Appendix H 3D Game Scene
------------------------

Figure[15](https://arxiv.org/html/2412.13486v1#A8.F15 "Figure 15 ‣ Appendix H 3D Game Scene ‣ T3-S2S: Training-free Triplet Tuning for Sketch to Scene Generation") demonstrates examples of 3D scenes generated using our method. Building on the approach in [[33](https://arxiv.org/html/2412.13486v1#bib.bib33)], our method can be used to reconstruct a 3D mesh and further serve as the foundation for generating high-fidelity 3D scenes within the game environment. Similar to [[33](https://arxiv.org/html/2412.13486v1#bib.bib33)], we also adopt the Depth-Anything-V2[[43](https://arxiv.org/html/2412.13486v1#bib.bib43)] method to infer scene depth and reconstruct the complete mesh using the Poisson reconstruction technique.
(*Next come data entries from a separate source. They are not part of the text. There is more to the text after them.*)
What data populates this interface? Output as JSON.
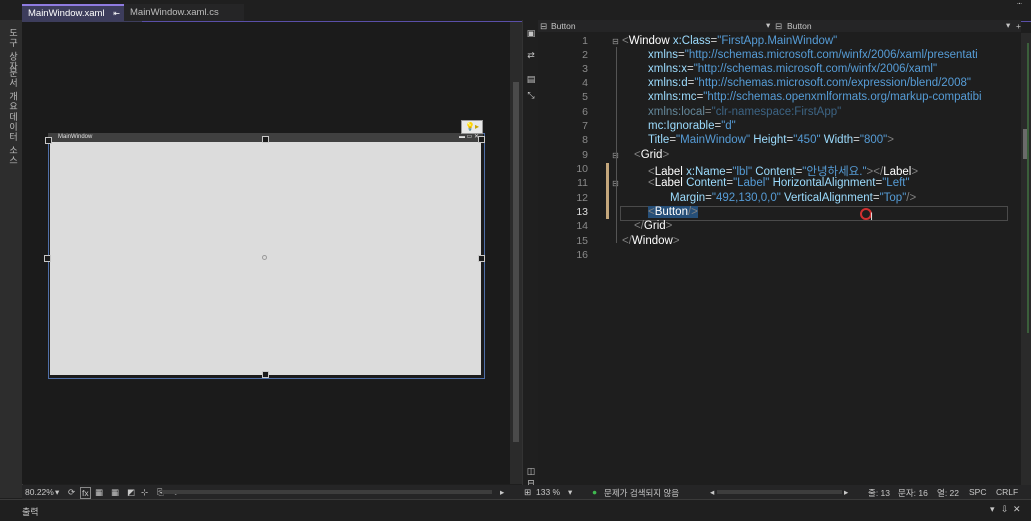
{
  "tabs": [
    {
      "label": "MainWindow.xaml",
      "pin": "⇤",
      "close": "●"
    },
    {
      "label": "MainWindow.xaml.cs"
    }
  ],
  "left_strip": [
    "도구 상자",
    "문서 개요",
    "데이터 소스"
  ],
  "designer": {
    "window_title": "MainWindow",
    "zoom": "80.22%"
  },
  "code_header": {
    "left_dropdown": "Button",
    "right_dropdown": "Button"
  },
  "code_lines": [
    {
      "n": "1"
    },
    {
      "n": "2"
    },
    {
      "n": "3"
    },
    {
      "n": "4"
    },
    {
      "n": "5"
    },
    {
      "n": "6"
    },
    {
      "n": "7"
    },
    {
      "n": "8"
    },
    {
      "n": "9"
    },
    {
      "n": "10"
    },
    {
      "n": "11"
    },
    {
      "n": "12"
    },
    {
      "n": "13"
    },
    {
      "n": "14"
    },
    {
      "n": "15"
    },
    {
      "n": "16"
    }
  ],
  "code": {
    "l1_el": "Window",
    "l1_attr": "x:Class",
    "l1_val": "\"FirstApp.MainWindow\"",
    "l2_attr": "xmlns",
    "l2_val": "\"http://schemas.microsoft.com/winfx/2006/xaml/presentati",
    "l3_attr": "xmlns:x",
    "l3_val": "\"http://schemas.microsoft.com/winfx/2006/xaml\"",
    "l4_attr": "xmlns:d",
    "l4_val": "\"http://schemas.microsoft.com/expression/blend/2008\"",
    "l5_attr": "xmlns:mc",
    "l5_val": "\"http://schemas.openxmlformats.org/markup-compatibi",
    "l6_attr": "xmlns:local",
    "l6_val": "\"clr-namespace:FirstApp\"",
    "l7_attr": "mc:Ignorable",
    "l7_val": "\"d\"",
    "l8_attr1": "Title",
    "l8_val1": "\"MainWindow\"",
    "l8_attr2": "Height",
    "l8_val2": "\"450\"",
    "l8_attr3": "Width",
    "l8_val3": "\"800\"",
    "l9_el": "Grid",
    "l10_el": "Label",
    "l10_attr1": "x:Name",
    "l10_val1": "\"lbl\"",
    "l10_attr2": "Content",
    "l10_val2": "\"안녕하세요.\"",
    "l11_el": "Label",
    "l11_attr1": "Content",
    "l11_val1": "\"Label\"",
    "l11_attr2": "HorizontalAlignment",
    "l11_val2": "\"Left\"",
    "l12_attr1": "Margin",
    "l12_val1": "\"492,130,0,0\"",
    "l12_attr2": "VerticalAlignment",
    "l12_val2": "\"Top\"",
    "l13_el": "Button",
    "l14_el": "Grid",
    "l15_el": "Window"
  },
  "status": {
    "zoom": "133 %",
    "issues": "문제가 검색되지 않음",
    "line": "줄: 13",
    "char": "문자: 16",
    "col": "열: 22",
    "spc": "SPC",
    "crlf": "CRLF"
  },
  "output": {
    "label": "출력"
  },
  "colors": {
    "accent": "#8f7be0",
    "selection": "#264f78",
    "issues_ok": "#3fb950"
  }
}
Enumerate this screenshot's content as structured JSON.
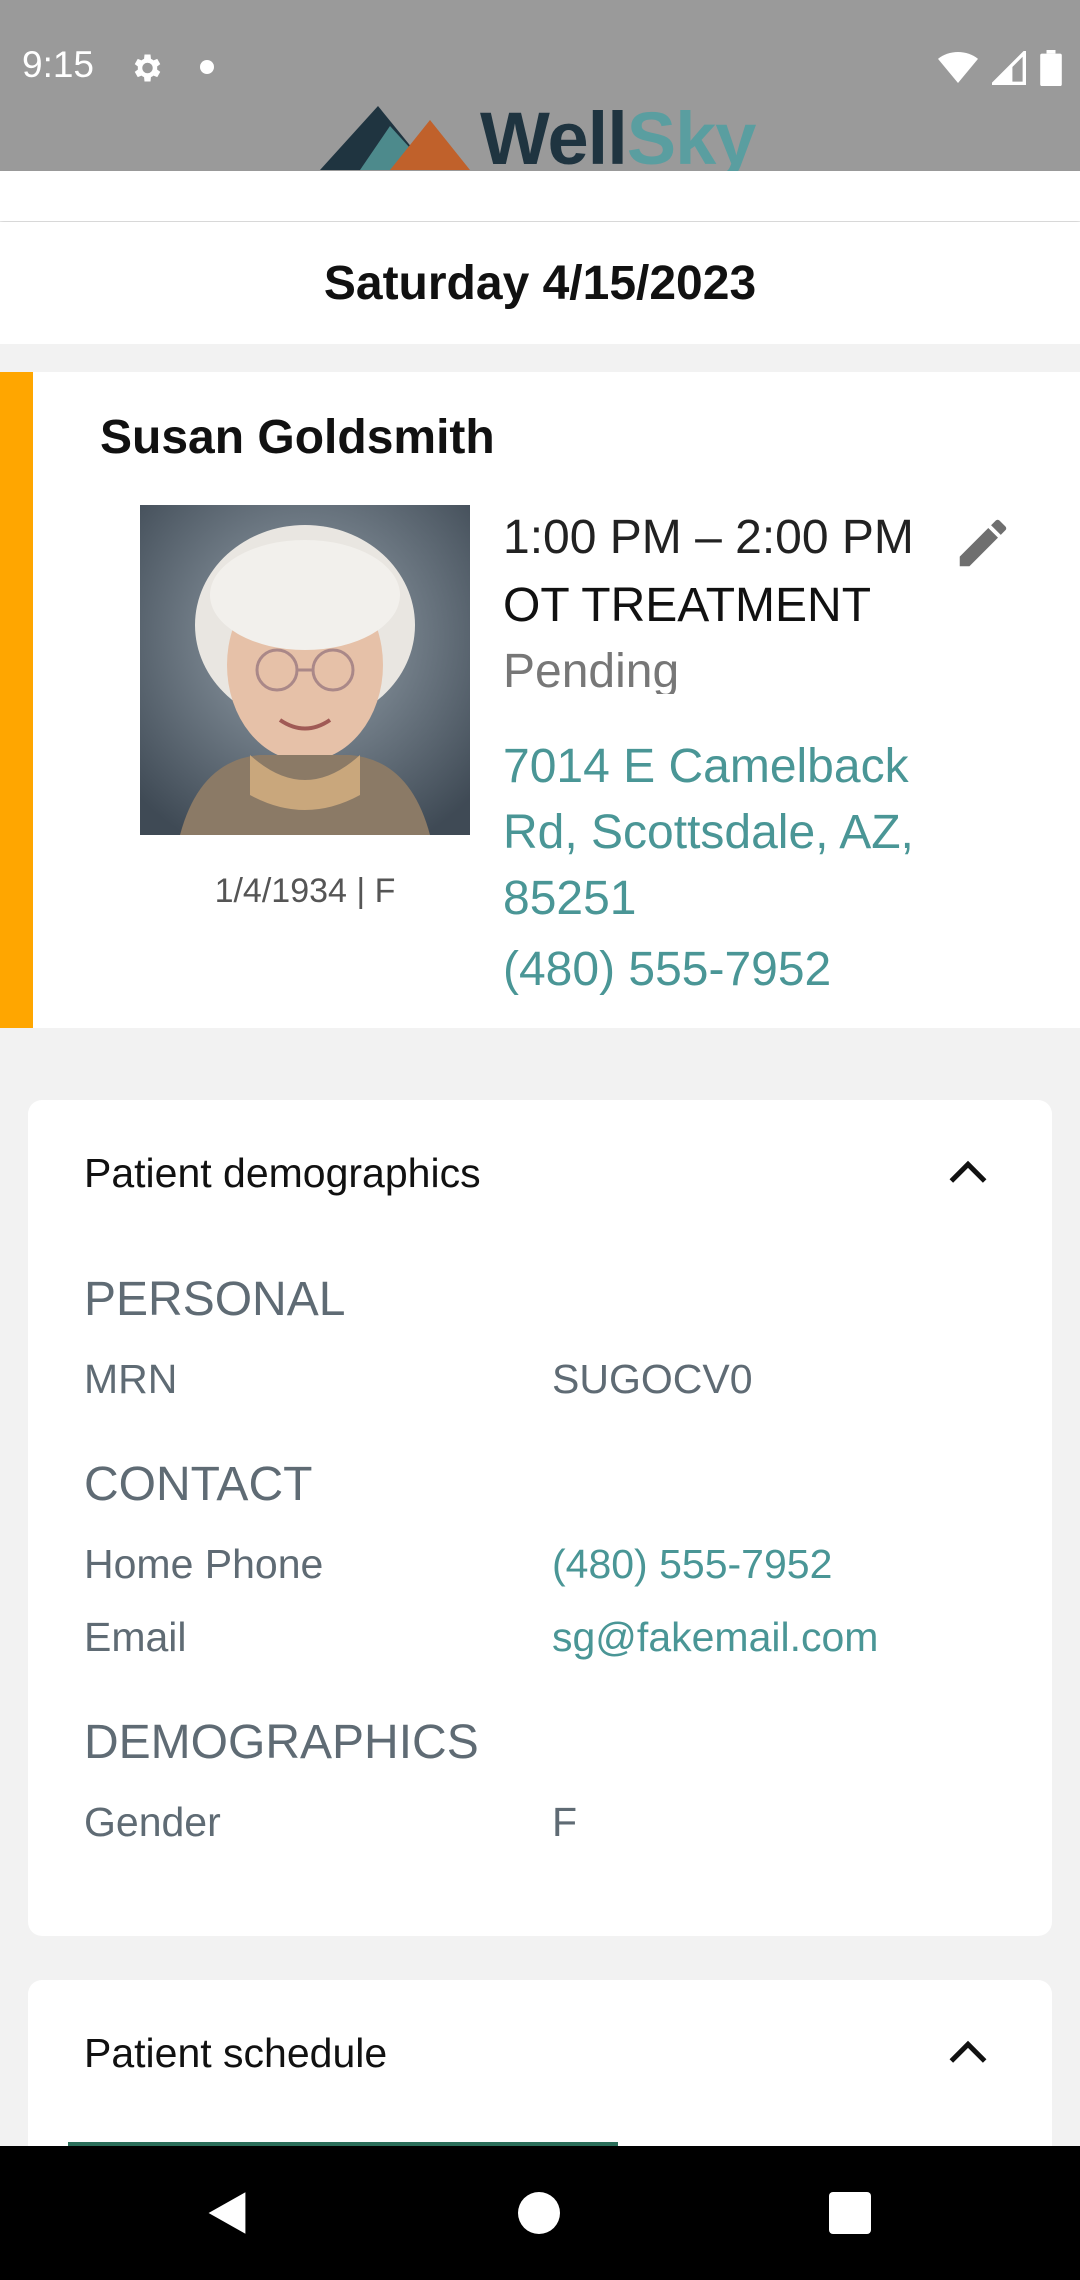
{
  "status_bar": {
    "time": "9:15"
  },
  "brand": {
    "name_part1": "Well",
    "name_part2": "Sky"
  },
  "date_header": "Saturday 4/15/2023",
  "visit": {
    "patient_name": "Susan Goldsmith",
    "patient_meta": "1/4/1934 | F",
    "time_range": "1:00 PM – 2:00 PM",
    "type": "OT TREATMENT",
    "status": "Pending",
    "address": "7014 E Camelback Rd,  Scottsdale, AZ, 85251",
    "phone": "(480) 555-7952",
    "accent_color": "#ffa600"
  },
  "demographics": {
    "title": "Patient demographics",
    "personal": {
      "heading": "PERSONAL",
      "mrn_label": "MRN",
      "mrn_value": "SUGOCV0"
    },
    "contact": {
      "heading": "CONTACT",
      "home_phone_label": "Home Phone",
      "home_phone_value": "(480) 555-7952",
      "email_label": "Email",
      "email_value": "sg@fakemail.com"
    },
    "demo": {
      "heading": "DEMOGRAPHICS",
      "gender_label": "Gender",
      "gender_value": "F"
    }
  },
  "schedule": {
    "title": "Patient schedule"
  },
  "icons": {
    "settings": "gear-icon",
    "edit": "pencil-icon",
    "collapse": "chevron-up-icon",
    "wifi": "wifi-icon",
    "signal": "signal-icon",
    "battery": "battery-icon"
  }
}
![Image 17: Refer to caption](https://arxiv.org/html/2412.13486v1/x17.png)

Figure 12: Example results from a subset of the 20 complex scene composition tested using hyperparameters identical to those used in the main results (Figure[6](https://arxiv.org/html/2412.13486v1#S4.F6 "Figure 6 ‣ 4.2 Prompt Balance ‣ 4 PROPOSED APPROACH ‣ T3-S2S: Training-free Triplet Tuning for Sketch to Scene Generation")). (1) Two columns pointed by the red arrows represent the generations using colored and grayscale sketches under the same random seed. (2) One row pointed by the green arrows indicates the generations without the fixed game scene phrase.

![Image 18: Refer to caption](https://arxiv.org/html/2412.13486v1/x18.png)

Figure 13: Example results from a subset of the 20 complex scene composition tested using hyperparameters identical to those used in the main results (Figure[6](https://arxiv.org/html/2412.13486v1#S4.F6 "Figure 6 ‣ 4.2 Prompt Balance ‣ 4 PROPOSED APPROACH ‣ T3-S2S: Training-free Triplet Tuning for Sketch to Scene Generation")). Two columns pointed by the red arrows represent the generations using colored and grayscale sketches under the same random seed.

![Image 19: Refer to caption](https://arxiv.org/html/2412.13486v1/x19.png)

Figure 14: Examples of generated scenes across different settings. (a) Common simple scenes demonstrating effective instance representations under ControlNet control. (b) Indoor scenes showcasing robust handling of varied instance layouts. (c) Scenes with identical instances but different color attributes illustrate precise differentiation of properties.

![Image 20: Refer to caption](https://arxiv.org/html/2412.13486v1/x20.png)

Figure 15: Example of 3D scene generation results. The left side displays the input sketches and text, along with the generated isometric images. The images on the right are rendered from the reconstructed 3D scene using the isometric images.